Now a lot of these codes may appear terribly underspecified (to a programmer or mathematician) and incomplete. This is largely as there is a historic assumption that most `flashing' lights do not actually flash (historically that would either be impossible with a flame; or burn our the filament at those high intensities). Instead - the flashing was achieved by shades moving in front of the light; typically by a set of these rotating around the light on a clockwork. And that meant that it was easier to occult (i.e. shortly dip rather than flash), and that patterns where easiest when they are regularly spaced within the repeat period. So there is a bit of mental model to apply when translating these codes into actual flashing patterns. But more about this later.
Maps
The next issue is that of maps. We could, of course, scan an existing naval map; and simply crop and scale this down to size. But that would be far too easy. Thanks to project such as OpenCPN, maps like OpenSeaMap, OpenNauticalChart and Open Street Maps have come leaps and bounds in recent years in terms of supporting sailors.

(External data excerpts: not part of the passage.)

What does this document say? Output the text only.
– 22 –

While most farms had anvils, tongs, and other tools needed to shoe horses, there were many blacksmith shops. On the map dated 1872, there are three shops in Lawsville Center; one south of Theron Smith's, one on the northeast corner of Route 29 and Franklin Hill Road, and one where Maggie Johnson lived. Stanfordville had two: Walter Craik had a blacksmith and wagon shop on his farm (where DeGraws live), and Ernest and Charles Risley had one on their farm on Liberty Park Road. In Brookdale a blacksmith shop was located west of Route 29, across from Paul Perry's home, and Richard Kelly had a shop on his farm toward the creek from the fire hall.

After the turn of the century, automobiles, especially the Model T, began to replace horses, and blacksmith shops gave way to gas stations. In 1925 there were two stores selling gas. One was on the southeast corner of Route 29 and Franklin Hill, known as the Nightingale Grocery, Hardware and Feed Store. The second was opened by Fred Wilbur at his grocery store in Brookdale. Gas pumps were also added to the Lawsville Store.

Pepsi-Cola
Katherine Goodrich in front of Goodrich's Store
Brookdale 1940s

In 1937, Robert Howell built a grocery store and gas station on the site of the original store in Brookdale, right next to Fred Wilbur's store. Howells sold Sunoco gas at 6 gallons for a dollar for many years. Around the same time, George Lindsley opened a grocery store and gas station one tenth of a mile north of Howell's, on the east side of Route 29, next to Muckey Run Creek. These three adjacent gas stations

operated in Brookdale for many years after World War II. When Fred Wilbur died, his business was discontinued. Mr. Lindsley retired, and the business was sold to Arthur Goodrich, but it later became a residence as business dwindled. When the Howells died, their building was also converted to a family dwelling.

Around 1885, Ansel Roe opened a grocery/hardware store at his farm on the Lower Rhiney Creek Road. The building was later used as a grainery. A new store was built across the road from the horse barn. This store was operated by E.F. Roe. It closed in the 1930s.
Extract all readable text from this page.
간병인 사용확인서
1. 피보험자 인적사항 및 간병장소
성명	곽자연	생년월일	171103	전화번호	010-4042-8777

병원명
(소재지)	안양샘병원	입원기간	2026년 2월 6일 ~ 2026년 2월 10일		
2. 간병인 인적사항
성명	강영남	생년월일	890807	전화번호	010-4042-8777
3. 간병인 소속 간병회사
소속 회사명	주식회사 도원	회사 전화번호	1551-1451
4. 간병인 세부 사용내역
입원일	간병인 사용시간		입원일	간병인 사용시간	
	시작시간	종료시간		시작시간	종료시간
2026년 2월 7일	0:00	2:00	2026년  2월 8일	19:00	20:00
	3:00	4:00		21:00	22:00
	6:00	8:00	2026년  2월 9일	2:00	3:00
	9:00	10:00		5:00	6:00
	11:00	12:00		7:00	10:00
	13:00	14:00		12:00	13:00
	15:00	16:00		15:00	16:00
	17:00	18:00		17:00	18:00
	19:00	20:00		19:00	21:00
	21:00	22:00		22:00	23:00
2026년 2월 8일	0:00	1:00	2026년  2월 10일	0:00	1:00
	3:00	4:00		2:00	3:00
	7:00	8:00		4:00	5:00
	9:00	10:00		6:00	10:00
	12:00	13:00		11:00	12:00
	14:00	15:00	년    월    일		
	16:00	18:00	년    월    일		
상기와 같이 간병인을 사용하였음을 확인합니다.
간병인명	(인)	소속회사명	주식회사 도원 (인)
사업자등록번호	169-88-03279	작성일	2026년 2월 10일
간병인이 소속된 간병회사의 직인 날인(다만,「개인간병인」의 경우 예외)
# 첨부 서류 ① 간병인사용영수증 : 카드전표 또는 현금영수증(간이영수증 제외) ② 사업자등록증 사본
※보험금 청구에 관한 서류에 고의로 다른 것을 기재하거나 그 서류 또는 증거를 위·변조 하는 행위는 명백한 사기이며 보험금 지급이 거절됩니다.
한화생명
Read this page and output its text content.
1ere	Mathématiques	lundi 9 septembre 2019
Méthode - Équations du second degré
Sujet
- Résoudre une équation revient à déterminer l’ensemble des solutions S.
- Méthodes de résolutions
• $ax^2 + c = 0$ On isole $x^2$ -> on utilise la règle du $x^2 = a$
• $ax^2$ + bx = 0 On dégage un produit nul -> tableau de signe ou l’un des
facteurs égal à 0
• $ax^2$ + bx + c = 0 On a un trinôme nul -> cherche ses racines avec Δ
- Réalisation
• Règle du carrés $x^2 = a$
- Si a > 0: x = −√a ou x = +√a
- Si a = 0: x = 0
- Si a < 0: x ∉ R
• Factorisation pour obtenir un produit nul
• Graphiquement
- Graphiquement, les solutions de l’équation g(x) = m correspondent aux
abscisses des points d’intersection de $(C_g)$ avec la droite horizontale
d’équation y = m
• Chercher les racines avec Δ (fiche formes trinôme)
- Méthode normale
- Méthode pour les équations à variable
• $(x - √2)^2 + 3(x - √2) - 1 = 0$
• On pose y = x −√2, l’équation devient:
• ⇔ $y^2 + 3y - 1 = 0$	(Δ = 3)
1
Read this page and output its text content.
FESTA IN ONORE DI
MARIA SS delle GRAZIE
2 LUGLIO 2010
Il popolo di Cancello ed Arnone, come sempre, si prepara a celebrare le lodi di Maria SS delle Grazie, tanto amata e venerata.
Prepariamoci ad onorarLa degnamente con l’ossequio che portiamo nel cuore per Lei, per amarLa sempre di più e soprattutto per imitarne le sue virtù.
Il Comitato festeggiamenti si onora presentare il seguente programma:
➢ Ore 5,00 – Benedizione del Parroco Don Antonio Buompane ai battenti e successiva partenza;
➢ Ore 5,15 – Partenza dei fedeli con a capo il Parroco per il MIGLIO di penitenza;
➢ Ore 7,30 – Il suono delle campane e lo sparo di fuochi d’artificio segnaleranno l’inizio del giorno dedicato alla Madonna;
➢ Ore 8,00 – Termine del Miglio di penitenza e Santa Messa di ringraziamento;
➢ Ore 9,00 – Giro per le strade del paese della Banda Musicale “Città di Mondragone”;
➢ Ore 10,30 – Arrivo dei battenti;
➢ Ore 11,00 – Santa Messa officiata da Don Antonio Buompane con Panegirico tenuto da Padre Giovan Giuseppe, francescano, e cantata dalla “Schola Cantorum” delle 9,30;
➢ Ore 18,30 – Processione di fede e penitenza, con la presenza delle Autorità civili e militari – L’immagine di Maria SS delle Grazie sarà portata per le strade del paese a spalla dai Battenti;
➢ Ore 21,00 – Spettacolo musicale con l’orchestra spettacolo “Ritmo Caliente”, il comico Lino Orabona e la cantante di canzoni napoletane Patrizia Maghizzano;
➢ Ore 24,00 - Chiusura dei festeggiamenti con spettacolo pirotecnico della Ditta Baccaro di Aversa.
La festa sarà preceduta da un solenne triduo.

And thanks to their open APIs - it is not hard to extract the right vector data. In theory. And with lovely tools, such as Bernard R. Fischer his SMRender it is easy to just select some area and render a PNG, SVG or PDF with just the right data; in a nautical style. And to make things even easier; it the documentation even details how to extract the light characteristics.
Rasterizing
Now naval maps have historically been quite reliant on many layers of spot-colour printing; as opposed to a single CMYK run in which the dots are so small that they optically merge into a single colour. Now this poses a bit of a challenge because that historic spot-colour technique excels at very crisp, think (black) lines and large areas of one colour with abrupt changes possible. And over time - the chart makers have learned how to make really good use of this - improving the way information is presented in tandem with the printing technology.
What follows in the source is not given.